Weg von zuhause, zu Fuß unterwegs.
Mühsam einen langen Weg gehen,
weil es so gefordert ist.
Nicht wissen, ob alles klappt wie geplant.
Vertrauen darauf, dass alles gut wird.
So kann man die Geschichte von Weihnachten auch beschreiben. Die Geschichte, die so viel mit der unsrigen heutigen schwierigen Zeit gemeinsam hat.
Sich vom Vertrauten lösen, sich auf den Weg machen an einen Ort, an den man gehen muss, weil es so vorgegeben ist. So erging es auch Maria und Josef. Auch sie mussten sich auf den Weg machen. Zu Fuß von ihrem Wohnort, von der Geborgenheit ihres Zuhauses hin nach Bethlehem. Und das, weil es etwas gab, was es noch nie gegeben hatte: eine Steuerliste, in die sich jeder eintragen lassen musste und das auch noch genau an dem Ort, woher man stammte. Das war neu und zum ersten Mal der Fall. Und es gab auch keine Ausnahmeregelung. Daher gingen Maria und Josef los, obwohl Maria hochschwanger war. Sie wussten, dass sie an diesem Tag nicht mehr zurück nach Hause kommen konnten, denn der Weg war weit und sie konnten sich nur mühsam und sehr langsam fortbewegen und sie würden daher in Bethlehem übernachten müssen.
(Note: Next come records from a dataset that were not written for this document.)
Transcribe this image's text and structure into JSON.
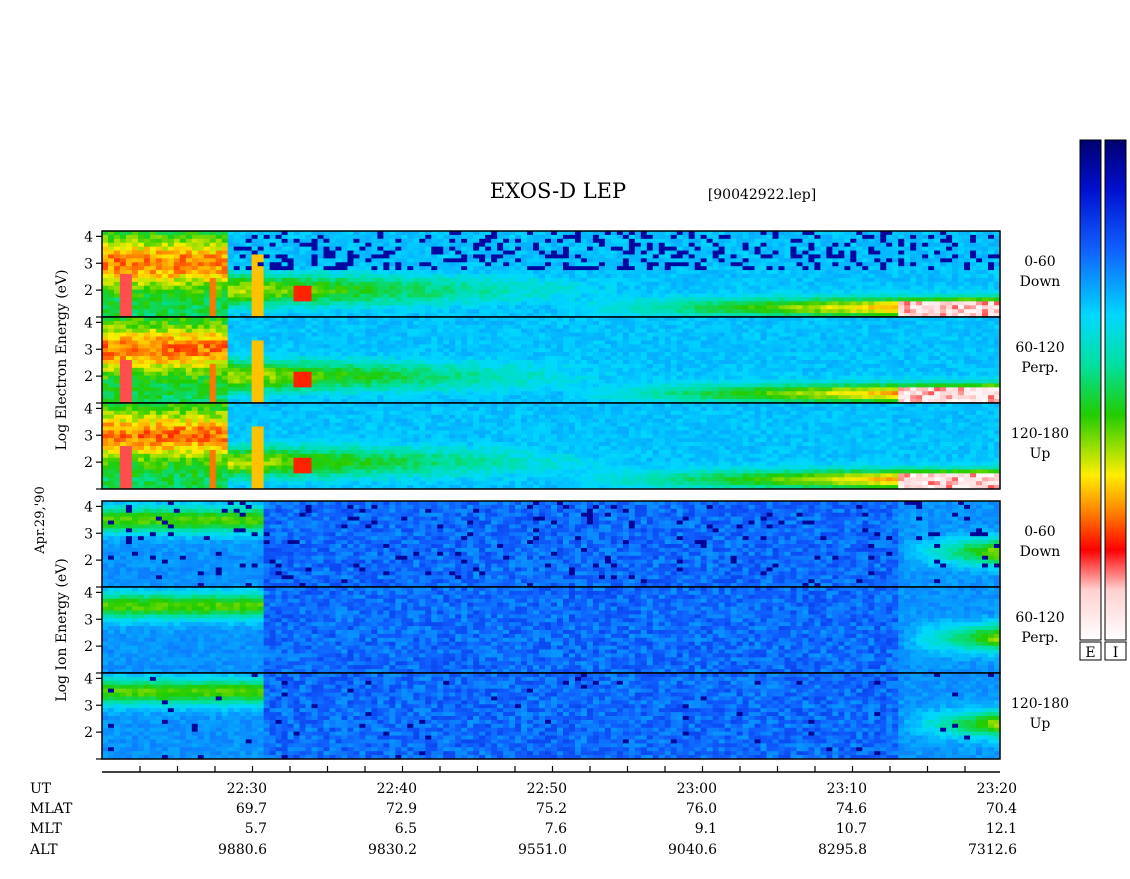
{
  "chart_data": {
    "type": "heatmap",
    "title": "EXOS-D LEP",
    "file_label": "[90042922.lep]",
    "date_label": "Apr.29,'90",
    "electron_ylabel": [
      "Log",
      "Electron",
      "Energy",
      "(eV)"
    ],
    "ion_ylabel": [
      "Log",
      "Ion",
      "Energy",
      "(eV)"
    ],
    "y_ticks": [
      2,
      3,
      4
    ],
    "y_range": [
      1,
      4.2
    ],
    "electron_panels": [
      {
        "pitch": "0-60",
        "dir": "Down"
      },
      {
        "pitch": "60-120",
        "dir": "Perp."
      },
      {
        "pitch": "120-180",
        "dir": "Up"
      }
    ],
    "ion_panels": [
      {
        "pitch": "0-60",
        "dir": "Down"
      },
      {
        "pitch": "60-120",
        "dir": "Perp."
      },
      {
        "pitch": "120-180",
        "dir": "Up"
      }
    ],
    "x_range_minutes": [
      -1290,
      -1280
    ],
    "x_labels": [
      {
        "ut": "22:30",
        "mlat": "69.7",
        "mlt": "5.7",
        "alt": "9880.6"
      },
      {
        "ut": "22:40",
        "mlat": "72.9",
        "mlt": "6.5",
        "alt": "9830.2"
      },
      {
        "ut": "22:50",
        "mlat": "75.2",
        "mlt": "7.6",
        "alt": "9551.0"
      },
      {
        "ut": "23:00",
        "mlat": "76.0",
        "mlt": "9.1",
        "alt": "9040.6"
      },
      {
        "ut": "23:10",
        "mlat": "74.6",
        "mlt": "10.7",
        "alt": "8295.8"
      },
      {
        "ut": "23:20",
        "mlat": "70.4",
        "mlt": "12.1",
        "alt": "7312.6"
      }
    ],
    "row_labels": [
      "UT",
      "MLAT",
      "MLT",
      "ALT"
    ],
    "colorbar_labels": [
      "E",
      "I"
    ]
  }
}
Doch auch nachdem sie ihrer Pflicht nachgekommen waren, wurde es nicht besser, denn alle Unterkünfte waren ausgebucht und es blieb nur noch ein Stall übrig, in dem sie bleiben konnten. Und dann setzten auch noch die Wehen ein und Maria bekam ihr Kind. In einem Stall, im Stroh, an einem einsamen Ort, ohne Hilfe von ihren Nahestehenden. Und dann kamen auch noch Hirten, um sich das Neugeborene anzuschauen, denn ihnen hatten Engel von der Geburt berichtet und ihnen mitgeteilt, dass gerade der Retter der Welt, der Messias, der Herr geboren worden wäre. Und so kamen sie, um die große Freude der Engel verstehen zu können. Und dann kamen auch noch Sterndeuter und brachten Geschenke: Gold, Weihrauch und Myrrhe und sie warfen sich nieder vor dem Kind, welches in Windeln gewickelt in einer Futterkrippe lag. Und dann, als es endlich ruhig war und sie sich schlafen gelegt hatten, erschien Josef ein Engel und sagte ihm, dass sie fliehen müssen, weil König Herodes das Kind töten lassen wolle, da das Kind der vorhergesagte König der Juden sei. Und so kamen sie nicht zu Ruhe, sondern machten sich noch mitten in der Nacht auf den Weg nach Ägypten, ganz so wie es der Engel ihnen gesagt hatte und warteten dort auf die Nachricht, wann sie endlich wieder zurück in ihre Heimat kommen könnten. Erst als irgendwann der Tag kam, dass Herodes gestorben war, kam der Engel erneut und teilte ihnen mit, dass sie nun wieder zurück nach Israel ziehen sollen und so gingen sie nach einer weiteren Weisung nach Nazareth und ließen sich dort nieder. Es war ein langer, weiter und anstrengender Weg.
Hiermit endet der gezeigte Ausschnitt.